Then, as he was getting into the Navigator to return it to where it had been, a cold jet of water from a sprinkler pop-up lashed across the back of his designer suit from his shoulders to his waist.
His blue eyes practically smoked with fury, and he almost started pounding on the steering wheel with the heels of his hands. But a memory cut in, from an anger management therapy session he’d been ordered to take part in several years before. The therapist had concentrated on techniques to ratchet down his destructive rage: count backward from ten, breathe deeply, clench his fists, and pretend he was squeezing oranges.
Squeeze your oranges, he could almost hear her soothing voice saying to him. Then flick, flick, flick off the juice.
He gave it a try. Squeeze and flick. Squeeze and flick.
The sprinkler jet shot across the Navigator again, pissing into his face through the open window.
“I’ll show you anger management, you idiot bitch!” he snarled, and stomped on the accelerator.
Spraying grass and chunks of limestone, the SUV hurtled straight through the garage and into the back wall at thirty-five miles per hour. The crash was like a bomb going off in a phone booth, with studs splintering and clouds of drywall dust billowing through the air.
He managed to switch off the ignition around the deployed air bag, then squeezed himself out of the seat. Things were nice and quiet now, except for the hiss of the cracked radiator and the soft spattering of the lawn pop-ups.

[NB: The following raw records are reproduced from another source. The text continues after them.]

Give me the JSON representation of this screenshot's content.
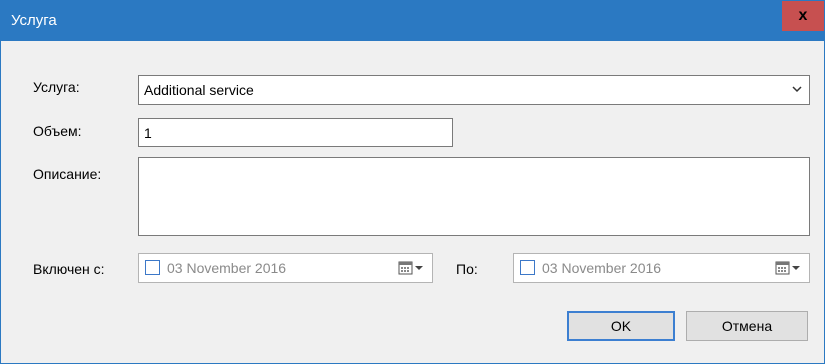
{
  "window": {
    "title": "Услуга",
    "close_symbol": "x"
  },
  "form": {
    "service_label": "Услуга:",
    "service_value": "Additional service",
    "volume_label": "Объем:",
    "volume_value": "1",
    "description_label": "Описание:",
    "description_value": "",
    "enabled_from_label": "Включен с:",
    "enabled_from_value": "03 November 2016",
    "to_label": "По:",
    "to_value": "03 November 2016"
  },
  "buttons": {
    "ok_label": "OK",
    "cancel_label": "Отмена"
  },
  "icons": {
    "combo": "chevron-down-icon",
    "calendar": "calendar-icon",
    "close": "close-icon"
  },
  "colors": {
    "titlebar": "#2b79c2",
    "close_button": "#c75050",
    "default_button_border": "#3c7fd1"
  }
}
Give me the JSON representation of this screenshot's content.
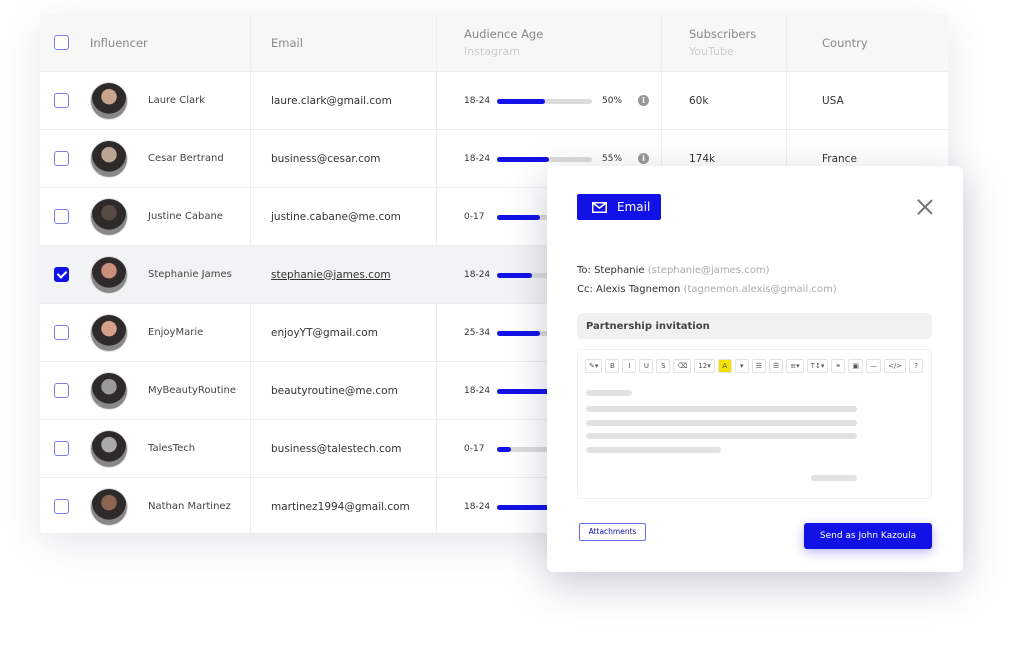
{
  "table": {
    "headers": {
      "influencer": "Influencer",
      "email": "Email",
      "audience_age": "Audience Age",
      "audience_age_sub": "Instagram",
      "subscribers": "Subscribers",
      "subscribers_sub": "YouTube",
      "country": "Country"
    },
    "rows": [
      {
        "name": "Laure Clark",
        "email": "laure.clark@gmail.com",
        "age": "18-24",
        "fill": 50,
        "pct": "50%",
        "subs": "60k",
        "country": "USA",
        "checked": false
      },
      {
        "name": "Cesar Bertrand",
        "email": "business@cesar.com",
        "age": "18-24",
        "fill": 55,
        "pct": "55%",
        "subs": "174k",
        "country": "France",
        "checked": false
      },
      {
        "name": "Justine Cabane",
        "email": "justine.cabane@me.com",
        "age": "0-17",
        "fill": 45,
        "checked": false
      },
      {
        "name": "Stephanie James",
        "email": "stephanie@james.com",
        "age": "18-24",
        "fill": 37,
        "checked": true
      },
      {
        "name": "EnjoyMarie",
        "email": "enjoyYT@gmail.com",
        "age": "25-34",
        "fill": 45,
        "checked": false
      },
      {
        "name": "MyBeautyRoutine",
        "email": "beautyroutine@me.com",
        "age": "18-24",
        "fill": 60,
        "checked": false
      },
      {
        "name": "TalesTech",
        "email": "business@talestech.com",
        "age": "0-17",
        "fill": 15,
        "checked": false
      },
      {
        "name": "Nathan Martinez",
        "email": "martinez1994@gmail.com",
        "age": "18-24",
        "fill": 60,
        "checked": false
      }
    ]
  },
  "modal": {
    "title": "Email",
    "to_label": "To: Stephanie",
    "to_email": "(stephanie@james.com)",
    "cc_label": "Cc: Alexis Tagnemon",
    "cc_email": "(tagnemon.alexis@gmail.com)",
    "subject": "Partnership invitation",
    "toolbar": [
      "✎▾",
      "B",
      "I",
      "U",
      "S",
      "⌫",
      "12▾",
      "A",
      "▾",
      "☰",
      "☰",
      "≡▾",
      "T↕▾",
      "⚭",
      "▣",
      "—",
      "</>",
      "?"
    ],
    "attachments": "Attachments",
    "send": "Send as John Kazoula"
  },
  "colors": {
    "accent": "#1212e6"
  }
}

“That’ll teach her,” he said.
Then he stopped dead.
Teach her. Teacher.
That was it – the perfect name he’d been looking for!
“Erica, you finally did one useful thing,” he said softly.
He shook the Treo out of his damp suit coat and blooped it on.
At the bottom of his mission statement, below “Best wishes,” he typed across the glowing screen: “The Teacher.”
One last time, he checked the recipient boxes to make sure the address for the New York Times was correct.